Mi amor por la fotografía es casi genético. Empezó…

Digamos que no sé cuándo empezó. Recuerdo disfrutar desde siempre con mi padre haciéndonos fotos a mi hermano y a mi.  Enseñándonos a hacer una cámara con una caja de zapatos pintada de negro. Y revelando juntos con las bandejas de líquidos sobre la tabla de planchar.

Ahora tengo un marido, dos hijos y un perro. La vida ha cambiado. Pero hay sensaciones que no se van. Cuando voy a casa de mis padres y cojo esas fotos…en blanco y negro. En un papel grueso y arrugado por los líquidos y el paso del tiempo. Nos miro y recuerdo la felicidad de cada momento. En cada fotografía. Soy de esas personas afortunadas que tuvo una infancia feliz.

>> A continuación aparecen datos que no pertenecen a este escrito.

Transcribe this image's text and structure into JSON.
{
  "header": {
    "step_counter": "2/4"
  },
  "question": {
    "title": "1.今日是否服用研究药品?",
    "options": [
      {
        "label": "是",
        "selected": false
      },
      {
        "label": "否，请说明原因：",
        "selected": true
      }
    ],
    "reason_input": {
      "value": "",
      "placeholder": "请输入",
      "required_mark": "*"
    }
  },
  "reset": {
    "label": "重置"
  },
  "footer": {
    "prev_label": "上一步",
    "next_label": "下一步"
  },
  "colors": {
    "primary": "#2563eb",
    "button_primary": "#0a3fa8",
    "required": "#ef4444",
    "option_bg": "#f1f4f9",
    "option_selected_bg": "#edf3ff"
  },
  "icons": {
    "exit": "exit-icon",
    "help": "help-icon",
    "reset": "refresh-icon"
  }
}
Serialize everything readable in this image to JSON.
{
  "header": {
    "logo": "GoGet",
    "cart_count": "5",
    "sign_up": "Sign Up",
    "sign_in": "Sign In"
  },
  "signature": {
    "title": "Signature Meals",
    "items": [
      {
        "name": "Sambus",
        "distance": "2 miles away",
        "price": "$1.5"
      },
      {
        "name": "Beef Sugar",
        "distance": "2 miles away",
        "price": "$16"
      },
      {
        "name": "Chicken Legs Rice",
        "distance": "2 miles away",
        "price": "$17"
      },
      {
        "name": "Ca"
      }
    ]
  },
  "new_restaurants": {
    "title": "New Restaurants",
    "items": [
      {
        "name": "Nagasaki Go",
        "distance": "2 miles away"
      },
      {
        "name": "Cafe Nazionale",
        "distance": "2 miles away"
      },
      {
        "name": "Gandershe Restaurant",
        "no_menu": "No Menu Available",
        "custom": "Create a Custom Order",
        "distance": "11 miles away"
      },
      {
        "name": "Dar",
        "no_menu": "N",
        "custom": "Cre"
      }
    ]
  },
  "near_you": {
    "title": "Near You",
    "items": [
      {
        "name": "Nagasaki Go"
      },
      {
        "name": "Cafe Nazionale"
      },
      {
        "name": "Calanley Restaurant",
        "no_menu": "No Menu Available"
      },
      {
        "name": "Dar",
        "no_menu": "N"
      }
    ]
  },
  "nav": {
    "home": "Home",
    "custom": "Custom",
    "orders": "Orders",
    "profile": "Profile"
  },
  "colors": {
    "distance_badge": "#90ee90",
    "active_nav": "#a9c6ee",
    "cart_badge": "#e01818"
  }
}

Quizá eso responda a ¿por qué niños? Adoro la fotografía, en todos sus campos. Pero con ellos es donde más sentido cobra. Si hay algo que la maternidad me ha enseñado es a no forzar. Los niños, para bien y para mal, son libres. Así que cuando los fotografías jugando es porque están jugando. Cuando los fotografías felices es porque están felices. Y cuando te regalan una sonrisa, es porque es de verdad.

Tengo la fortuna y el placer de empaquetar un trocito de esos sentimientos. Para sus padres. Para sus abuelos. Para sus tíos. Pero sobretodo para ellos cuando sean mayores. Reencontrarse con ello treinta años después, no tiene precio. Te lo aseguro.